Osservai la luna piena che splendeva con raffinata eleganza nella notte buia e tenebrosa, mentre il vento soffiava forte raggelando il sangue con il suo fischio fastidioso.

Lungo la strada si alternavano momenti di luce e di buio determinati dai lampioni, che tramite giallastri fasci di luce illuminavano brevemente l'abitacolo.

Non facevo che pensare ad Henry e a quello che era successo fra di noi, mi sentivo persa, pentita; avevamo avuto così tanto tempo per chiarire le questioni in sospeso ma non l'avevamo sfruttato. 

Potevo percepire l'insopportabile peso del rimorso gravarmi sul petto.

Sapevo che non mi sarei mai perdonata per averlo abbandonato in quel modo, come non mi ero ancora perdonata per essere scappata da lui la volta prima.

Appena incontrato, dopo la perdita della memoria, non riuscivo ad immaginare come fosse stato per lui perdermi, ma quella notte, lo capivo. Capivo cosa volesse dire essere distanti, sapere di non poter cambiare il fato, chiedersi se l'altro stia bene oppure no, sentire la mancanza del calore del suo corpo.

Capivo cosa significasse sacrificarsi per qualcuno che si ama, essere terrorizzati davanti all'inevitabilità. Provavo un dolore indescrivibile. Ero destinata a rimanere prigioniera di un terribile circolo vizioso che mi donava la libertà negandomela poco dopo. Non potevo continuare in quel modo, dovevo fare qualcosa per uscirne.

Avevo bisogno di una distrazione, perciò improvvisai.

"Sheeba potresti fermarti un momento?" Chiesi con il fiato corto, premendomi una mano sul petto.

"Mi dispiace ma non abbiamo tempo, dobbiamo proseguire. Tieni, vomita qui se devi" rispose, porgendomi un sacchetto di plastica.

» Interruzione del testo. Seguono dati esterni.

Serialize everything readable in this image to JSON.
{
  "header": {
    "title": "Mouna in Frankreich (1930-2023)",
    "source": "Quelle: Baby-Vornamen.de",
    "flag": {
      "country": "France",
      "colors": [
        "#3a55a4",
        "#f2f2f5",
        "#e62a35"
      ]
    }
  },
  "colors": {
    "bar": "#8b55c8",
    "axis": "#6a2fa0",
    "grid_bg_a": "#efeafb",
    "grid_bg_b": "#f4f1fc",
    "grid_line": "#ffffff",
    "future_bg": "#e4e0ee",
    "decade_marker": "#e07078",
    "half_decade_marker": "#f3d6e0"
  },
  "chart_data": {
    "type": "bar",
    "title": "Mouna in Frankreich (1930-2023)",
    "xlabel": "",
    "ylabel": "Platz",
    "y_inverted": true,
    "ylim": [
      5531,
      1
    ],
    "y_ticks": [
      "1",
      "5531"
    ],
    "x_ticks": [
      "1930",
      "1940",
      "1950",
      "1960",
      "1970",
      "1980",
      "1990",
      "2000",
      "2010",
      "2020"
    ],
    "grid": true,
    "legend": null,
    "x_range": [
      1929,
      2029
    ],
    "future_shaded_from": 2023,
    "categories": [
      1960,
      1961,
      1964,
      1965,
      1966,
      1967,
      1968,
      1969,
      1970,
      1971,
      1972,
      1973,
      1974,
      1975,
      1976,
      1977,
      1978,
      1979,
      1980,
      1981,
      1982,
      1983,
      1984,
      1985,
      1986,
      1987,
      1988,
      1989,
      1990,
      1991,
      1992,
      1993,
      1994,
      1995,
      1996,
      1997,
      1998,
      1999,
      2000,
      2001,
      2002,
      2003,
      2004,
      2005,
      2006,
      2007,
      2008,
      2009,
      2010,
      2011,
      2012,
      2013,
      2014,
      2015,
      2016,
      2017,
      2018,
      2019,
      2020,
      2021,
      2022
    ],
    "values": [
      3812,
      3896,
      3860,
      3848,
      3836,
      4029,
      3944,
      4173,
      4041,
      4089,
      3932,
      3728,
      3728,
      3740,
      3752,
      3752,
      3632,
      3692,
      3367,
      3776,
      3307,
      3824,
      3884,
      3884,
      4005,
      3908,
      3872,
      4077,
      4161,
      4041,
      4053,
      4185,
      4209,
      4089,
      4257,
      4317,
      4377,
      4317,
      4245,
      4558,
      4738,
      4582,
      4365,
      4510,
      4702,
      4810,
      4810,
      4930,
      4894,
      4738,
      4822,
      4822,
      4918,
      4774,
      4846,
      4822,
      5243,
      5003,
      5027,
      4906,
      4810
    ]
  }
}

"Oddio mi gira la testa..." La donna non rispose continuando a guidare.

"Ti prego, fermati due minuti..." la implorai, ma l'auto rimase diligentemente in carreggiata ignorando le mie suppliche.

Al ché mi preparai mentalmente all'idea di prendere una bella testata.

Feci finta che mi mancasse il respiro crollando a peso morto sul cruscotto, apparentemente priva di sensi. Ottenni così la sua attenzione. Provò a svegliarmi, ma continuai la farsa, finché non accostò al lato della strada con qualche imprecazione.

La mia intenzione era di aggredirla mentre chiamava i soccorsi, ma rividi il piano quando mi resi conto che non era un'operatore la persona con cui parlava al cellulare.

"Abbiamo un problema" la sentii affermare visibilmente seccata "Ha avuto un malore ed ora è priva di sensi"

"No, credo sia viva" disse poi avvicinandosi e posandomi due dita sulla giugulare. Mentre cercavo di indentificare l'interlocutore, mi procurai un'arma spingendo il pulsante dell'accendi sigari e lasciandolo scaldare.

"Sì, sarà fatto, in caso si riprenda procediamo con il piano originario?" Domandò quindi con impazienza.

In quell'esatto istante notai un foglio che spuntava da sotto il mio sedile. Lanciai uno sguardo fuori dall'auto: Sheeba era ancora impegnata al cellulare, così allungai un braccio per poter prendere il documento: un invito a nozze. Alle mie nozze. Non appena l'ebbi davanti ai miei occhi rabbrividii.

Non la stavo aiutando ad incastrare Sharon, ma ad incastrare me.

Fu allora che vidi la donna tornare indietro, quindi riposi frettolosamente l'oggetto dove l'avevo trovato e recitai la mia parte.

Ero stata ingannata, mi avrebbe consegnata a Sharon, non potevo credere di essere stata così ingenua. Così decisi fosse il momento di reagire. Quando si avvicinò per esaminarmi meglio, la colpii forte sul viso con la feroce rabbia che ha solo chi viene tradito. La donna cadde a terra intontita sollevando una spessa coltre di polvere.

Quell'invito era la prova che Sharon aveva pianificato tutto sin dall'inizio, e che in ogni caso sarei dovuta morire.

Sheeba non ebbe nemmeno il tempo di rialzarsi che l'attaccai nuovamente con l'accendi sigari dell'auto. Le bruciai brutalmente il palmo di una mano che protese in sua difesa, seguita dall'altro, ferito quasi in concomitanza. La pelle sfrigolò come una bistecca sulla brace. La donna urlò dal dolore ma non si arrese: mi gettai sulla faccia mirando agli occhi, ma lei fu più veloce e ribaltó la situazione: sentii le sue dita stringere man mano sempre più forte intorno alla trachea. Con le braccia cercai in tutti i modi di allontanarla, spingendola via, schiaffeggiandola, ma non servì a nulla, la sua posizione le permetteva di controllarmi.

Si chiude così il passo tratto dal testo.